Stessa scrittura per la sorella antagonista, molti sguardi e poche parole, nell’ultima interpretazione di Ileana Rigano, scomparsa lo scorso primo giugno per complicazioni post operatorie. Un’interpretazione assai sofferente, quella di Ileana, che tratteggia con grazia una donna perdente e perduta nella scelta che ha compiuto in passato e che l’ha allontanata dall’indurita sorella.
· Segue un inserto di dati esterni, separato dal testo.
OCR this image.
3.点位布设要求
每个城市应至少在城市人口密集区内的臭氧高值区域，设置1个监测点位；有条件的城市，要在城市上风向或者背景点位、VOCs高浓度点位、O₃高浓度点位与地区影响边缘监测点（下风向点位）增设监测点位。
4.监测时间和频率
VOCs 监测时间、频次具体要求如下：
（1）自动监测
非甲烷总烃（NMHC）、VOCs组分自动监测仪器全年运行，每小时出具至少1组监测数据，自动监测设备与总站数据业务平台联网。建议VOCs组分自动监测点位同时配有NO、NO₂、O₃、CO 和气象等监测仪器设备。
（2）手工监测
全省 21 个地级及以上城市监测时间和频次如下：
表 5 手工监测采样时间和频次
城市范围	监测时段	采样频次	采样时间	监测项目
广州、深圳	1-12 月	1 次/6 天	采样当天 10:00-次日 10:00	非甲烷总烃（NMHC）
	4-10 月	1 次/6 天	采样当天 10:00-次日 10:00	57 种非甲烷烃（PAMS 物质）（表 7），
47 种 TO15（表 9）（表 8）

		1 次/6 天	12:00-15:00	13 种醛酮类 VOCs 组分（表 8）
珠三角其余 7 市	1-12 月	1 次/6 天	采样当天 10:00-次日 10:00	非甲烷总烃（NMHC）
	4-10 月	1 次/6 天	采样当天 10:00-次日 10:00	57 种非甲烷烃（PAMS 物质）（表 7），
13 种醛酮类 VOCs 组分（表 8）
Chiamo Ileana per nome perché era una collega di teatro, e al Teatro Stabile di Catania ha trascorso la sua vita artistica, e non posso che ricordarla come una donna e una compagna di lavoro discreta e sempre in linea, che in questa sua ultima interpretazione ha davvero dato il meglio, e non sorprende, e rammarica.

Completano il cast Claudio Collovà, come suo marito, Tania Bambaci come madre di Lucia, Federica Sarno come Lucia adulta, Loredana Marino come zia che sta in mezzo al dramma familiare, Katia Greco come cugina sedotta e abbandonata, Ludovico Vitrano è il tristo seduttore e la di lui moglie è Valentina Ferrante, collega teatrale molto attiva anche nella drammaturgia, che si diverte a definire con poche pennellate una moglie ilare, sorridente inconsapevole cornuta.

Il film è uscito nelle sale il 5 marzo di quest’infausto 2020 e ha fatto appena in tempo a raccogliere buoni incassi finché la chiusura di tutte le attività non indispensabili lo ha messo nel limbo. Oggi è in streaming su Chili ma contemporaneamente è tornato in alcune sale, per lo più arene all’aperto che hanno organizzato un distanziamento sociale molto efficace; dunque in tempi speciali – offerte speciali, con offerte al pubblico diversificate, che immagino sarà la realtà alla quale ci dovremo abituare: non tutti vorranno tornare nelle sale al chiuso, afflitti da mascherine distanziamento e paura, e prevedo un nuovo modello di distribuzione, contemporaneo sui diversi canali, cinema streaming e home video. Il film è stato proiettato al Taormina Film Festival è ha impressionato positivamente il presidente della giuria Oliver Stone, che stringendo la mano al regista gli ha dato il suo viatico: “Quando ho visto il film sono rimasto sconvolto. Devi essere orgoglioso di questo film. Una cosa del genere vale come un Golden Globe!”. E sulle locandine è subito apparsa la sintesi del suo pensiero: “Un film stupefacente che va dritto al cuore.” Però quando io ho visto il film credo di averci messo poco cuore e troppo cervello.